Now Echols jokes about the thermostat, about battles over how warm it is. "It's like a hot loaf of bread when you take the covers off Lorri. The heat just rolls out," he says. He teases her, mocks her voice: "It's freezing in here." It's a domestic scene repeated over centuries, but new to him, and there's a relishing in the telling, the novelty of it. A Look at us, we're just like everyone else. Davis giggles.

Echols and Davis spent many years divided by plastic and glass. There's a certain romance to love letters and living in anticipation. Love and life outside the walls is harder. How could it not be?
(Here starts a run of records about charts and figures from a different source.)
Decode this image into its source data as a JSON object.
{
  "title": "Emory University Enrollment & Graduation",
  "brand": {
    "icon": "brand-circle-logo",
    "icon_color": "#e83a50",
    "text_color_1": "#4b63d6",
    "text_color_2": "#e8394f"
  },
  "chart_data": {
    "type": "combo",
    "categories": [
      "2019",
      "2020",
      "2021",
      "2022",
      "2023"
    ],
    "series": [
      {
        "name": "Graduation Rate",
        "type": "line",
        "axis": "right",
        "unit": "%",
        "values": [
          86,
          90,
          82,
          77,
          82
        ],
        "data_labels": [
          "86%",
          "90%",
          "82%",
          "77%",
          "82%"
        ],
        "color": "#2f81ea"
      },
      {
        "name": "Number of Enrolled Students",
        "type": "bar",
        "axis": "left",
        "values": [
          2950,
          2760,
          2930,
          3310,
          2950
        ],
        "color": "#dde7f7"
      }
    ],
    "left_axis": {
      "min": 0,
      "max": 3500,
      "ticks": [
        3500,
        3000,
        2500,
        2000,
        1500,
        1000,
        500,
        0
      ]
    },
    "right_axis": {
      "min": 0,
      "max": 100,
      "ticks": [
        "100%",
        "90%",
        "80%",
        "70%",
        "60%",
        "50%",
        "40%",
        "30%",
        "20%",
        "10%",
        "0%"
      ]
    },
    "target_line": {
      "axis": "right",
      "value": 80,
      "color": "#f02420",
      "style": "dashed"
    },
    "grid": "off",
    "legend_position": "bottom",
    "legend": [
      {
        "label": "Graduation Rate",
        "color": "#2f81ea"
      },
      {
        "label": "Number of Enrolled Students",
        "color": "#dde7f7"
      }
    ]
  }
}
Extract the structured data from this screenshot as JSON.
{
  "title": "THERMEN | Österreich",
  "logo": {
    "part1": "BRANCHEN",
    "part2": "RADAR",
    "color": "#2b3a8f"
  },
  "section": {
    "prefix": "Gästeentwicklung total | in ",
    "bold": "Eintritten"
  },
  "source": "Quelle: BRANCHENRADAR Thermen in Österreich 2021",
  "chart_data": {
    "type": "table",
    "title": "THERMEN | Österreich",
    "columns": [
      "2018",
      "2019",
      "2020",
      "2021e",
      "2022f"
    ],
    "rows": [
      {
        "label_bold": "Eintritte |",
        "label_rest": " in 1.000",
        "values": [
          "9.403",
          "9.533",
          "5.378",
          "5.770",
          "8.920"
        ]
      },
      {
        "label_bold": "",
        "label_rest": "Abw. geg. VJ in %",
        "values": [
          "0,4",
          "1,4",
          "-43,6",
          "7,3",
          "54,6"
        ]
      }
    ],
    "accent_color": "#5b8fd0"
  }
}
When the other person has existed in words on a page, weekly visits, and your imagination for so long, the domestic reality of trying then to share a life — the snores, chores, smells and sounds and needs of another human body — might yield more than the usual challenge of the collision of two people.
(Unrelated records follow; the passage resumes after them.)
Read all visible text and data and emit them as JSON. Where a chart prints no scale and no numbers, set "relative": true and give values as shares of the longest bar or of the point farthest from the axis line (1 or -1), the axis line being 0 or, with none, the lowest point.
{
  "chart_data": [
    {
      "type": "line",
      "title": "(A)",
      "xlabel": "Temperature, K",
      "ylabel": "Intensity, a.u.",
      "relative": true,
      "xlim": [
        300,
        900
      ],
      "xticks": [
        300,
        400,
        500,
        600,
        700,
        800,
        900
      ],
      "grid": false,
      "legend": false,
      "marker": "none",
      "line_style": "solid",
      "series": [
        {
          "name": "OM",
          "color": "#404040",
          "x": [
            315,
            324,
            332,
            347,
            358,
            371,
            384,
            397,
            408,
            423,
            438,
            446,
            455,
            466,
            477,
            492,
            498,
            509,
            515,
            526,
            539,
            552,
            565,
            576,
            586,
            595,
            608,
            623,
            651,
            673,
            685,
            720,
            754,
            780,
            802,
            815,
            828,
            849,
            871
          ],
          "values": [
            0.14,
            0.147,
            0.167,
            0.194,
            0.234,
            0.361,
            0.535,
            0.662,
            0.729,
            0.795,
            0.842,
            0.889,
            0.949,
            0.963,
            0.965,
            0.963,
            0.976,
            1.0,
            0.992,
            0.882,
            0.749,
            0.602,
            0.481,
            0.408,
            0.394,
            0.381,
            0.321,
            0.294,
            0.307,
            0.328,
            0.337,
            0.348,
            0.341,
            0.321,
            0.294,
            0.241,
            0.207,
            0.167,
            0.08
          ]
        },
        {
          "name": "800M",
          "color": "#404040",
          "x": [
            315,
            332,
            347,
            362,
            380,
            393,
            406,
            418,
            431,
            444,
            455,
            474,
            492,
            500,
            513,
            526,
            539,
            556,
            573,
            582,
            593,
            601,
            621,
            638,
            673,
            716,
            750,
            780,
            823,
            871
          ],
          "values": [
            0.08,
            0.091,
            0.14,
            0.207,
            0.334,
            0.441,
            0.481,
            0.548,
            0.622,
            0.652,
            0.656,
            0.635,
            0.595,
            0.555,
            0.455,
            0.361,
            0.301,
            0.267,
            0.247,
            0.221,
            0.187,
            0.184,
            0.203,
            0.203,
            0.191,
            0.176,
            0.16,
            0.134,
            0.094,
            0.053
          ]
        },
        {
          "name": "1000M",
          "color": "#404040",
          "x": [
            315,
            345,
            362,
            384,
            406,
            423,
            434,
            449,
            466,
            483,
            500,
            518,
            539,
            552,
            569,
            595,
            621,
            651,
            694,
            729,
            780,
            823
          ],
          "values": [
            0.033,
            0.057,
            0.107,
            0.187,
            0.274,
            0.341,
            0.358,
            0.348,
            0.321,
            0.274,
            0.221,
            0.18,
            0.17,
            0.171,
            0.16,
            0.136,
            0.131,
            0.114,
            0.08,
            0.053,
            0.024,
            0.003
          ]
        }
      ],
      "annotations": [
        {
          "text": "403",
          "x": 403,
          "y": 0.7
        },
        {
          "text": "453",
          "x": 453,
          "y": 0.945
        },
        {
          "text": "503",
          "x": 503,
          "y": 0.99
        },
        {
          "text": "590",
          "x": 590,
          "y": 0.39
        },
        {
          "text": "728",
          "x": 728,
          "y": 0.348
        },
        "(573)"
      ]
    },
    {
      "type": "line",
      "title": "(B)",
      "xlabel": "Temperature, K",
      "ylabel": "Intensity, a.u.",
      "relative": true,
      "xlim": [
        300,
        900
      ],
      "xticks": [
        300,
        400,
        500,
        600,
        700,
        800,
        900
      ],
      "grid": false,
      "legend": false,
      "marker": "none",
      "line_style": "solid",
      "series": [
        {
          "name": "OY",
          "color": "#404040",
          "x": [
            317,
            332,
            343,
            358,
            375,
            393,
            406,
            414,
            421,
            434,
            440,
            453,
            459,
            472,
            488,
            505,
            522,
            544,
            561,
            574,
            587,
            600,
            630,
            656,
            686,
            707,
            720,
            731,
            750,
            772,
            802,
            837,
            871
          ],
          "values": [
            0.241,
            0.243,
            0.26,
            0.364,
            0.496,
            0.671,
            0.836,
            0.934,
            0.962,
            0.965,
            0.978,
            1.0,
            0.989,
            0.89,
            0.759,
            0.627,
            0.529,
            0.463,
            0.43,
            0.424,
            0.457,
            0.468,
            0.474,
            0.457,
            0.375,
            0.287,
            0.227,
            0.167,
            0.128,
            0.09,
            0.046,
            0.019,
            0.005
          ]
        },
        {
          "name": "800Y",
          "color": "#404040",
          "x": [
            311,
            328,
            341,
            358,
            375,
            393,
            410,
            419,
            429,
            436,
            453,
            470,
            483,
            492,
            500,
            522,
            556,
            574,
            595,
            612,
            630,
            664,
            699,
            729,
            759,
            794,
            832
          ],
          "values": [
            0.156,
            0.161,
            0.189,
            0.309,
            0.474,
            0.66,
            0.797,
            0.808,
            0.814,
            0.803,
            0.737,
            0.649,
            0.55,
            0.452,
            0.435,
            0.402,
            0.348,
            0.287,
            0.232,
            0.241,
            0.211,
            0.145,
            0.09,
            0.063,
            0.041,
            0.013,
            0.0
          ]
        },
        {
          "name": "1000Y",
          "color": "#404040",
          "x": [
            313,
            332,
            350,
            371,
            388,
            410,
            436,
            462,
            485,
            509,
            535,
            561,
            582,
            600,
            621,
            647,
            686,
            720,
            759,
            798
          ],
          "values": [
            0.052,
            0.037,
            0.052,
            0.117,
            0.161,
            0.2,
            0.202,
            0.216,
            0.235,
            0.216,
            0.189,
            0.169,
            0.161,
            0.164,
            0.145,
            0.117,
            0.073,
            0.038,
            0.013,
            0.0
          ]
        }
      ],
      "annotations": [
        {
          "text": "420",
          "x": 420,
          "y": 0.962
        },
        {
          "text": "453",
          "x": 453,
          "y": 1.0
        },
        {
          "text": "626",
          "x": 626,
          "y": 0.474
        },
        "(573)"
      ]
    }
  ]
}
"I didn't have the slightest idea of what to expect or how it was going to be, so I wasn't prepared. How can you be?" says Davis. "Damien owned his world in prison, as much as anyone could. He carved out an existence and a way to survive. I was used to dealing with someone who knew what to do," she says of the adjustment. "Everyone just expected Damien to be the capable, self-assured, strong man that he was in prison. I'm included in that. I thought he was going to come out like a ready-made man."
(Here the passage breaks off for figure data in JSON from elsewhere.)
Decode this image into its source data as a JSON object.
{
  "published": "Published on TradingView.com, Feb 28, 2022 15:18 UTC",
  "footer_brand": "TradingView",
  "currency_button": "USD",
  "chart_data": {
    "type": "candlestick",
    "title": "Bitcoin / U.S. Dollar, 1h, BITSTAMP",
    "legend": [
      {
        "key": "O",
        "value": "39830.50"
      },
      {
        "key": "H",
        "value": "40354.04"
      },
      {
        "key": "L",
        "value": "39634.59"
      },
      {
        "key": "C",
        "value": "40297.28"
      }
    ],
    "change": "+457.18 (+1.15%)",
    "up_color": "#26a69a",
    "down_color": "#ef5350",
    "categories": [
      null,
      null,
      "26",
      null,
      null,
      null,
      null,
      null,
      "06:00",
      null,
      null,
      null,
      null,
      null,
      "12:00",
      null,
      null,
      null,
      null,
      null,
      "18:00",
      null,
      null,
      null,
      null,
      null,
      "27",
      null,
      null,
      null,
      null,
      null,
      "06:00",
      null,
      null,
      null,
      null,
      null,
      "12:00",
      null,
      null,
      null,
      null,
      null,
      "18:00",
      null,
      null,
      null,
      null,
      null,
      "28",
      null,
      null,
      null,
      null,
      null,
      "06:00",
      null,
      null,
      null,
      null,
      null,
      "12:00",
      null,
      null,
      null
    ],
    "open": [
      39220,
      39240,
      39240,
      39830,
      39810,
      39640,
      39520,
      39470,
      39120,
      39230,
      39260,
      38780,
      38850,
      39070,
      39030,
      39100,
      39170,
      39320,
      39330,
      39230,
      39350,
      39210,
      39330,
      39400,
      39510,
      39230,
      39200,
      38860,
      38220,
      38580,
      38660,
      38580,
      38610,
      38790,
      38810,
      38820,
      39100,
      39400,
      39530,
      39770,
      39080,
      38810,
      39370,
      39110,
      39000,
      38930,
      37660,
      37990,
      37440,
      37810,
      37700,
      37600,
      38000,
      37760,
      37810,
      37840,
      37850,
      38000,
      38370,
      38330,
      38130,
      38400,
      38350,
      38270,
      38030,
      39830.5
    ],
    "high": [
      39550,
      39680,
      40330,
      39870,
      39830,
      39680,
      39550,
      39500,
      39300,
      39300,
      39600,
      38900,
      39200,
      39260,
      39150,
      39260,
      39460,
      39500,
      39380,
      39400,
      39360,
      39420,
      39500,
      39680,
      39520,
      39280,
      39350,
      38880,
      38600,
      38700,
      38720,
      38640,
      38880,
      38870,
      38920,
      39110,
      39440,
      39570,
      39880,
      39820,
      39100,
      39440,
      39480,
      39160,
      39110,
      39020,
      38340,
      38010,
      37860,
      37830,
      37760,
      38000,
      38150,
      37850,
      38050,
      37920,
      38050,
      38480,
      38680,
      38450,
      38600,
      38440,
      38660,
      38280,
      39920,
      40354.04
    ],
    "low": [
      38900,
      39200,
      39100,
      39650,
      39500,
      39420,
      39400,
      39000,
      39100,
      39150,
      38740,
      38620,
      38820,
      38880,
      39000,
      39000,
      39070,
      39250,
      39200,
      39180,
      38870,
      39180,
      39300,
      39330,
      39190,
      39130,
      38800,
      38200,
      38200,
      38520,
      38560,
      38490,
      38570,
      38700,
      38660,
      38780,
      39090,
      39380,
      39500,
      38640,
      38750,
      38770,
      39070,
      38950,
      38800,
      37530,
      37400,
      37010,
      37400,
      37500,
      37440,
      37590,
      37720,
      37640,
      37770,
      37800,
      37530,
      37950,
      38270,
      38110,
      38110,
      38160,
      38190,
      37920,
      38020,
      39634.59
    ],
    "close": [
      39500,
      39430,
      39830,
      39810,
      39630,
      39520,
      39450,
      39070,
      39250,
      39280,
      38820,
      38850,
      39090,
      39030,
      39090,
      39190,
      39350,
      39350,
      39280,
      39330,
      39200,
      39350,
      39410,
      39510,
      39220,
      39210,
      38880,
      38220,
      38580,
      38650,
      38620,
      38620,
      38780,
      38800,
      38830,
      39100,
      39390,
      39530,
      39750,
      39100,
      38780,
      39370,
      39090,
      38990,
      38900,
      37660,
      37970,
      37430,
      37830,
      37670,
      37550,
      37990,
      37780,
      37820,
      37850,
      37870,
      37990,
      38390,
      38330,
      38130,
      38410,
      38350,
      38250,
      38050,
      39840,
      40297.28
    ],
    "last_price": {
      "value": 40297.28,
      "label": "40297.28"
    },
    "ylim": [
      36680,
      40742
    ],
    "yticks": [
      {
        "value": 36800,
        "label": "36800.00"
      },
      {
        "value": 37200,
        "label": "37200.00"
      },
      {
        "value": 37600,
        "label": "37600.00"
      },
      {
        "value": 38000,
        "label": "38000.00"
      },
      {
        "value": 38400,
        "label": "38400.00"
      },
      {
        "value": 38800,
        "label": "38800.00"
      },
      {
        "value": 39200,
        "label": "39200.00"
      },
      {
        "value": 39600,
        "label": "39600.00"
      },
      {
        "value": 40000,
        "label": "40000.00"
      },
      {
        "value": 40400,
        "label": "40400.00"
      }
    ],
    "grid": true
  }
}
"We thought the hard part was getting me out," Echols says, "and then we realized the hard part wasn't anywhere near over."

If he could go back to West Memphis, age 18, and never have been picked up by the cops that evening, never have gone to jail, had followed instead the trajectory he was on, as a teenage father, high-school drop-out, would he take that, follow that path, or go through again what he has gone through?

He looks into his mug, holding it in both hands, and looks up again, dark eyes locking in a firm gaze. "If there was no other way to be with Lorri, then I would go through it again."

Echols's life after his release has taken on the irrational arc of a dream: after being released from prison, his ride out of Arkansas — the first plane ride of his life — was on a jet to Seattle provided by Eddie Vedder; a month after his release he was paragliding in New Zealand with Peter Jackson. He calls Johnny Depp a brother; they have matching tattoos. Henry Rollins and Patti Smith, among others, are also part of the star-studded list of supporters of the West Memphis Three.

Jackson and his partner, Fran Walsh, have helped perhaps most of all. While Echols was in prison, they hired Davis to work on the case full-time. She would wake up to 20 emails from them directing her on what to do, whom to contact. "You know, drive to Missouri and look into this legal file, and on your way back, go to Memphis and look through so-and-so's garbage. Which I did," explains Davis. "In the end it's what won us our freedom."